Berlin, 29 janvier 1860.—Il y a dans le dernier numéro du Correspondant deux articles qui font du bruit à Paris; l'un est fort bon, et l'autre est tellement distingué que je le regarde comme une œuvre supérieure par le fond et par la forme. Ce premier article est de M. de Falloux sur le devoir et les moyens légaux, à l'usage des catholiques dans les circonstances actuelles: très bon. Le second est sur la lettre de l'Empereur Napoléon au Pape[ [293]; il est d'Albert de Broglie et tout simplement admirable, sans pathos, sans véhémence, mesure parfaite, logique serrée, argumentation puissante, ironie incisive, grande dignité, simplicité, élévation et élégance de langage. J'y ai pris un de ces rares plaisirs que les temps actuels n'offrent plus guère.

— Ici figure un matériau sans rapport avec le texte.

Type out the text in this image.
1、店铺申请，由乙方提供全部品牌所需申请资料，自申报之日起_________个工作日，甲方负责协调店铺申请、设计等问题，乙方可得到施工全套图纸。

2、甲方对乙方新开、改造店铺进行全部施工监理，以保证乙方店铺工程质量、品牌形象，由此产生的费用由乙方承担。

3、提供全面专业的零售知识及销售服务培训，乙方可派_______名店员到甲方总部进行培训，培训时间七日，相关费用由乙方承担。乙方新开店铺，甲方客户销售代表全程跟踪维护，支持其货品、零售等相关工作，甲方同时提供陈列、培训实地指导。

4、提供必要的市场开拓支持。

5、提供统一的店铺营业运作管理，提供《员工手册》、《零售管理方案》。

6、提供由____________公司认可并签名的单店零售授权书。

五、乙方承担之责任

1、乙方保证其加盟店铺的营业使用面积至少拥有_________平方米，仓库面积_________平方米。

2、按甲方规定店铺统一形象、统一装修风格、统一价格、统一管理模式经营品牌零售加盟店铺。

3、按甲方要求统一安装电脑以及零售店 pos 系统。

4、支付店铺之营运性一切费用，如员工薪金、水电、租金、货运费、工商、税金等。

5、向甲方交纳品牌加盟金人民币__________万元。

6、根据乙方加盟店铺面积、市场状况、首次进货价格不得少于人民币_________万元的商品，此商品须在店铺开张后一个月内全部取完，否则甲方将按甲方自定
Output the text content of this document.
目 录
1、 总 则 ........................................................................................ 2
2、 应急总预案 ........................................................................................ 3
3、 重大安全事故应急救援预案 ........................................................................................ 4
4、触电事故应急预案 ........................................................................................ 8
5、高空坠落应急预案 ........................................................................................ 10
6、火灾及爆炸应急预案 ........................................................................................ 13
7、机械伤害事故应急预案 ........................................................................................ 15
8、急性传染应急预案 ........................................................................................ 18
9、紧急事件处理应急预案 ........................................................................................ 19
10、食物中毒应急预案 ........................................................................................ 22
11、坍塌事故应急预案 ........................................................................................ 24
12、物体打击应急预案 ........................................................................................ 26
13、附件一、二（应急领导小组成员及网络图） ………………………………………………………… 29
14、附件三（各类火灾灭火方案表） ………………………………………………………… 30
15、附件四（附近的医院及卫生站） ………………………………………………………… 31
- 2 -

Berlin, 30 janvier 1860.—Je viens d'apprendre la mort de la Grande-Duchesse Stéphanie, qui a expiré à une heure de l'après-midi à Nice. La Grande-Duchesse était bonne, aimable; elle était restée pure dans les circonstances difficiles de sa jeunesse; elle était restée fidèle, elle avait goût et confiance en moi, elle m'avait souvent défendue; c'était une contemporaine, bien des souvenirs agréables ou intéressants se rattachaient à elle; ses défauts, qui n'étaient que des faiblesses, ne m'ont jamais fait souffrir. Enfin, j'ai des larmes dans les yeux et dans le cœur pour cette mort, qui élargit les vides du passé et les dépouillements du présent.
Je compte partir d'ici le 10 février pour la France.
Ici se place une nouvelle interruption par suite de la rencontre à Paris des deux correspondants.
Paris, 12 avril 1860.—Le prince Richard de Metternich est venu hier causer avec moi dans un fort bon sens; il m'a fait souvenir de son père dans la façon de procéder en raisonnements et déductions.
Il paraît que pour dissiper les aigreurs de l'Angleterre, on va lui concéder, de la part de la France, un traité de navigation qui ébouriffe les armateurs français, lesquels, sommés de venir ici donner des explications, s'en sont retournés inquiets et mécontents. Commerce, industrie, clergé et beau monde, voilà un gros fagot d'épines.
Paris, 15 avril 1860.—Les suppositions, les interprétations vont leur train et leur grand train; mais autant en emporte le vent, et ce n'est pas la peine de s'y arrêter. L'opinion de M. de Falloux, et celle de bien d'autres, est que M. Veuillot, dans son inexplicable mésaventure, a été un traître et son propre espion au profit du Gouvernement d'ici. En effet, c'est la seule façon de comprendre ce chef-d'œuvre d'imprudence et de bêtise de la part de quelqu'un qui est spirituel et aguerri[ [294]. On est beaucoup occupé de la dissolution du Journal des Débats, de ses rédacteurs: MM. de Sacy et Saint-Marc Girardin se retirent, M. Prévost-Paradol passe à la Presse. Le journal passe au Gouvernement, qui l'a acheté. Les Bertin font un cas spécial de l'argent. On croit, néanmoins, que si la subvention est forte, le nombre des abonnés diminuera sensiblement, malgré les transitions adoucies qu'on emploiera, pour ne pas effaroucher les lecteurs et continuer leur illusion pendant un peu de temps encore.
Paris, 18 avril 1860.—M. Cuvillier-Fleury, qui reste au Journal des Débats, disait, avant-hier soir, chez Mme Mollien, que le journal conserverait une certaine indépendance, à quoi M. Dumont a répliqué que c'était pour mieux servir l'Empereur en trompant le public. On est fort aigre sur cette question des Débats; mais tout pâlit devant une nouvelle brochure, parue il y a trente-six heures, et qui a fait baisser la rente de vingt-cinq centimes. Elle a pour titre la Coalition. Elle est attribuée à la même source que les autres brochures qui remplacent les manifestes, précédant autrefois les grands chocs politiques. Je n'entends pas parler d'autre chose. Qu'en dira l'Europe et surtout l'Angleterre[ [295]?
Paris, 20 avril 1860.—La brochure a été désavouée; mais il y a des esprits mal faits qui prétendent que, si elle n'est pas d'origine directe, elle est puisée dans des inspirations puissantes. Ces gens-là disent que la librairie Dentu n'aurait pas osé publier un pareil brandon sans la certitude de n'être ni poursuivie, ni saisie. En quarante-huit heures, il s'en est imprimé et vendu trois éditions; bref, les esprits mal faits disent que c'est un ballon d'essai contenant la pensée de Napoléon.
Le maréchal Randon quitte, dit-on, le ministère de la Guerre, qui rentrerait aux mains du maréchal Vaillant[ [296]. On assure que cette sortie et cette rentrée déplaisent à l'armée.